I'm not usually a fan of 'Christian women' stuff ... but I love both these podcasts!
I’ll tell you my guilty secret. I usually baulk at Christian events, books or media with the word ‘woman’ in the title. I’ve never been a fan of ‘girly-girl’ Christianity (craft! cupcakes! miscellaneous floral things!) nor its slightly intimidating cousin, ‘girl-power’ Christianity (you are strong! you are beautiful! go you daughter of the kingdom!) and sometimes find myself quietly wondering why we Christian women can’t just be a bit more normal about everything.
I’m happy to say my cynicism was roundly knocked on its head by Run Like a Woman, a new podcast from the already highly-listenable Eternity Podcast Network. Hosted by the eminently normal (though clearly very talented) Penny Mulvey and Bec Abbott, this is a smart, frank and engaging series of interviews with professional and academic Christian women on issues of work, health, family and faith. Episodes run for a full hour, yet each one left me wishing I could pop into the studio and ask just a few more questions of these immensely interesting, articulate guests.
I am grateful to the RLAW team for giving us a window into the hearts and faith journeys of some truly extraordinary ordinary women.
From tracing long-forgotten birth parents to navigating a daughter’s suicidal depression; from a theology of women in the church to the path to becoming a female CEO; there is absolutely nothing clichéd or saccharine about the conversations on Run Like a Woman. Hosts and interviewees alike exude honesty, insight and realism. Not all the stories have a happy ending, yet underpinning each one is a bedrock of trust in the God who is ever at work in the messes and complexities of human life. I am grateful to the RLAW team for giving us a window into the hearts and faith journeys of some truly extraordinary ordinary women.

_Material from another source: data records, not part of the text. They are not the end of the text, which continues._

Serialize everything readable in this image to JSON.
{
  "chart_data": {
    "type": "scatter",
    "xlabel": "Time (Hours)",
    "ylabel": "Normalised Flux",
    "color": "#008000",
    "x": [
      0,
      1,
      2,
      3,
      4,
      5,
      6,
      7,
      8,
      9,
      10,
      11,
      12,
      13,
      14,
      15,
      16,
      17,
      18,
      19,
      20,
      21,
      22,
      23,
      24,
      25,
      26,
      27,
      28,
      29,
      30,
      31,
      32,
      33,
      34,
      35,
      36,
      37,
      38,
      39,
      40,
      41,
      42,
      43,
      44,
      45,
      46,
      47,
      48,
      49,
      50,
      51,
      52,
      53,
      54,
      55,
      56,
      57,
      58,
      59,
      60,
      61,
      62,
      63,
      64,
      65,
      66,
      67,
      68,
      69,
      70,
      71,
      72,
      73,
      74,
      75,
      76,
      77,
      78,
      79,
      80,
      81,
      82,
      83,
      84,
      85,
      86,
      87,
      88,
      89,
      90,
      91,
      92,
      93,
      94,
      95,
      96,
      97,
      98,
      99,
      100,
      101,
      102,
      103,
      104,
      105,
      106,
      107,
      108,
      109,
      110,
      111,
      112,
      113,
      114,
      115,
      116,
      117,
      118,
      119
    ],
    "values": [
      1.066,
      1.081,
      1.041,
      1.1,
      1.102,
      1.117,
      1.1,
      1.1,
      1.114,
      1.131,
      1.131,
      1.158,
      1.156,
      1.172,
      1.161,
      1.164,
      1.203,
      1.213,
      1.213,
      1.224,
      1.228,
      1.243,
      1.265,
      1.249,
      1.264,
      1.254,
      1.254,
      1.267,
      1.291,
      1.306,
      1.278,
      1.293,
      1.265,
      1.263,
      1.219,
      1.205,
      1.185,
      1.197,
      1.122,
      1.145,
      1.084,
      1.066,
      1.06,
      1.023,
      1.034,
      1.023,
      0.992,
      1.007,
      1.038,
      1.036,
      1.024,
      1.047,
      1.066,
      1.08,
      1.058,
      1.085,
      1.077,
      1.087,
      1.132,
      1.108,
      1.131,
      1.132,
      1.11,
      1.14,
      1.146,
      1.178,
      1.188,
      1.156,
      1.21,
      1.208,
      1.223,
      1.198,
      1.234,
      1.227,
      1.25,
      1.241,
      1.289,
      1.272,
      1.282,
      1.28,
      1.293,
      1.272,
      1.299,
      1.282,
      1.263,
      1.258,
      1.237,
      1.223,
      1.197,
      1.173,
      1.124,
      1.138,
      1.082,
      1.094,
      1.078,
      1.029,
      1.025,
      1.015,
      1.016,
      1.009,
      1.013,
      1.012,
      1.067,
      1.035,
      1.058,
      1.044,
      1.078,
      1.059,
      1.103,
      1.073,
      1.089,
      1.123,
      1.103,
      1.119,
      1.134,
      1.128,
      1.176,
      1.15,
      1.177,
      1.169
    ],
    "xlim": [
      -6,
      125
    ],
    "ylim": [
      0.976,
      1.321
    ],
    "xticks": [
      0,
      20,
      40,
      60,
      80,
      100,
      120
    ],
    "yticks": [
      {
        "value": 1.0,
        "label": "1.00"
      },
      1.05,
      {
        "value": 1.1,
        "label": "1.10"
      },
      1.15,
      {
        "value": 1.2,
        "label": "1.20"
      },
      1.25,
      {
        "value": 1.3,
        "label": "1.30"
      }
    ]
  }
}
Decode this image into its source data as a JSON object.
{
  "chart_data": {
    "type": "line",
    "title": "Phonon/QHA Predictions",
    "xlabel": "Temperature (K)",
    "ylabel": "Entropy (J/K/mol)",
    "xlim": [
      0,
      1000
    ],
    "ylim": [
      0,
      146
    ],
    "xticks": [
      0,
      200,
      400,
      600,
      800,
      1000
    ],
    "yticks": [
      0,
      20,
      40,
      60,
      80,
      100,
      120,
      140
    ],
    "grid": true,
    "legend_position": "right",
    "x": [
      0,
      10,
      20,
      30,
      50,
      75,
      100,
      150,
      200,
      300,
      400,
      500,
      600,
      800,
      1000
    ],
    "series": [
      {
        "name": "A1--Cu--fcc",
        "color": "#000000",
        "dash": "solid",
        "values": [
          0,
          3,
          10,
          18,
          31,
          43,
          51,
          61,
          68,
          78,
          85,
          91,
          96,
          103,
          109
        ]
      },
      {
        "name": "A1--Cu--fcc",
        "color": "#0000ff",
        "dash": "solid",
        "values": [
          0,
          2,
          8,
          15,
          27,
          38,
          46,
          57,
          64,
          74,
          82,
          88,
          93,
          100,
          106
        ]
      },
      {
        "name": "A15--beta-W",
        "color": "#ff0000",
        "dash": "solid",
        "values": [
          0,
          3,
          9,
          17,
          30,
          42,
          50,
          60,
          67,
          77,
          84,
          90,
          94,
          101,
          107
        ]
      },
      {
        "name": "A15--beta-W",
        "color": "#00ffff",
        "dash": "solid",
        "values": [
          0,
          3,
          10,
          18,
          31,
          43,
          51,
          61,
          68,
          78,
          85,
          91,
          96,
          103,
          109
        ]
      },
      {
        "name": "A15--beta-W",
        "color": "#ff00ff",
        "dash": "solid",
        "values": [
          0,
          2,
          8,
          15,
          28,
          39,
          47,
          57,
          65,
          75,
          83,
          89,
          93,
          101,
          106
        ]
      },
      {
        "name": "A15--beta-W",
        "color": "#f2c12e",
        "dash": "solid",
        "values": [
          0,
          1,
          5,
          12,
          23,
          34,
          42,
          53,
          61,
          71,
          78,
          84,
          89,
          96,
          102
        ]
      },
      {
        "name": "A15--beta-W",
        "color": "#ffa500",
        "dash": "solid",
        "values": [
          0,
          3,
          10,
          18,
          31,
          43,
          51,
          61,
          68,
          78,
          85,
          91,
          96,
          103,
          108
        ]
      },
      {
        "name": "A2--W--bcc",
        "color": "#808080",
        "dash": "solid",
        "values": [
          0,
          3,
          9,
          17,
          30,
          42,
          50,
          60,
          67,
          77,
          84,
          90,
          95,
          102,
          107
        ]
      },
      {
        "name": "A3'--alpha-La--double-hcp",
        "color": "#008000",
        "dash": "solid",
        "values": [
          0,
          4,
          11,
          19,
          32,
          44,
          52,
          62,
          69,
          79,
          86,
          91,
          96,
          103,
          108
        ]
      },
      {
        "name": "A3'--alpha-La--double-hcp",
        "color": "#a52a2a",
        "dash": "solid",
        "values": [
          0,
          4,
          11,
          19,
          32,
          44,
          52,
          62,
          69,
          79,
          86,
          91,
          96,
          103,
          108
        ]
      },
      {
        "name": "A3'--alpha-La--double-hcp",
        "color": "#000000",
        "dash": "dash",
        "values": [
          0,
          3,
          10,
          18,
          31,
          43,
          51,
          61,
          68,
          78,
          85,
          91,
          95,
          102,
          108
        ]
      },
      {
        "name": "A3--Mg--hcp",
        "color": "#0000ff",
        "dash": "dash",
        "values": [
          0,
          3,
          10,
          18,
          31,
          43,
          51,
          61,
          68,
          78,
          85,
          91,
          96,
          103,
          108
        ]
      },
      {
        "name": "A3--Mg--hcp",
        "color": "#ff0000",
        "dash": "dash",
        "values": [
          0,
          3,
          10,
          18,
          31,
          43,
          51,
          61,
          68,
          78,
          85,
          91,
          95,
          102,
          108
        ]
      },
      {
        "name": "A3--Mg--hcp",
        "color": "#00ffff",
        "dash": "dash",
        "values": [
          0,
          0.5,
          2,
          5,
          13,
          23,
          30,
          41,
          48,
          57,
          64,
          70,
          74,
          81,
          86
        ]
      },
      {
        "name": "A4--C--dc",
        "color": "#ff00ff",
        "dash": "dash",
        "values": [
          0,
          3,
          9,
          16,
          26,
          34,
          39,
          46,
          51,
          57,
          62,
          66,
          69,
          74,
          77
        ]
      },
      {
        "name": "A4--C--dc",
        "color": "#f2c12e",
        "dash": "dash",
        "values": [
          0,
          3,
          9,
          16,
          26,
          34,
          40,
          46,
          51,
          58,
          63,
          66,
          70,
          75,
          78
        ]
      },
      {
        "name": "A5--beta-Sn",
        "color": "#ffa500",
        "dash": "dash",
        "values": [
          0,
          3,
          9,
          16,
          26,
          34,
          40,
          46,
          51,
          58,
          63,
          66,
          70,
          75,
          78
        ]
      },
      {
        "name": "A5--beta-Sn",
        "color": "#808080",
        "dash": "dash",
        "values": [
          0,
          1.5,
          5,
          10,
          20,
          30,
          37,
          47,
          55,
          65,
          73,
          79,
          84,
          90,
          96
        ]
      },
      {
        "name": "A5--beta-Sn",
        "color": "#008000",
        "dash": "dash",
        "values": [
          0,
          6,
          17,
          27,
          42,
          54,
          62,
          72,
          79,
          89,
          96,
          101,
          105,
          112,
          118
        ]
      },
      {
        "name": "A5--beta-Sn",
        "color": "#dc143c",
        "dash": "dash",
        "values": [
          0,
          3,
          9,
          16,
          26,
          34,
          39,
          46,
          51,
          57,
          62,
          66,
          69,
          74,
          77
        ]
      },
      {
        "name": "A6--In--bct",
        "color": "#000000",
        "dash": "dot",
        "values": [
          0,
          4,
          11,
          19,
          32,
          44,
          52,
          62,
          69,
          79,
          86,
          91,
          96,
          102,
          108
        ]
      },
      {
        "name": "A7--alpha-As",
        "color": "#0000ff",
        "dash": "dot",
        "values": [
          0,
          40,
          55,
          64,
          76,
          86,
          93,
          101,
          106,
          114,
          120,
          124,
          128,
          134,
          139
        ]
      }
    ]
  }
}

These pocket-size meditations, a mere 15 minutes each, are escapism in its best form.
Compelling in a very different, almost visceral way is Dr Laurel Moffat’s podcast Small Wonders, from the Undeceptions Network. Laurel stands and gazes at natural formations, at places and relics of her childhood, at the artworks of a favourite painter.
She shares warm, thoughtful reflections on the emotions and questions these encounters evoke, quickly putting a finger on the anxieties and dissatisfactions that pervade the human heart and mind, then gently and winsomely leading our gaze back to God the Creator and Redeemer, in whom alone our restless souls can find peace.
These pocket-size meditations, a mere 15 minutes each, are escapism in its best form. Laurel’s charming radio voice blends with quiet music and the sounds of nature to produce a podcast that is curiously relaxing, challenging, soothing and profound all at once. A ‘small wonder’ indeed. Do give it a try.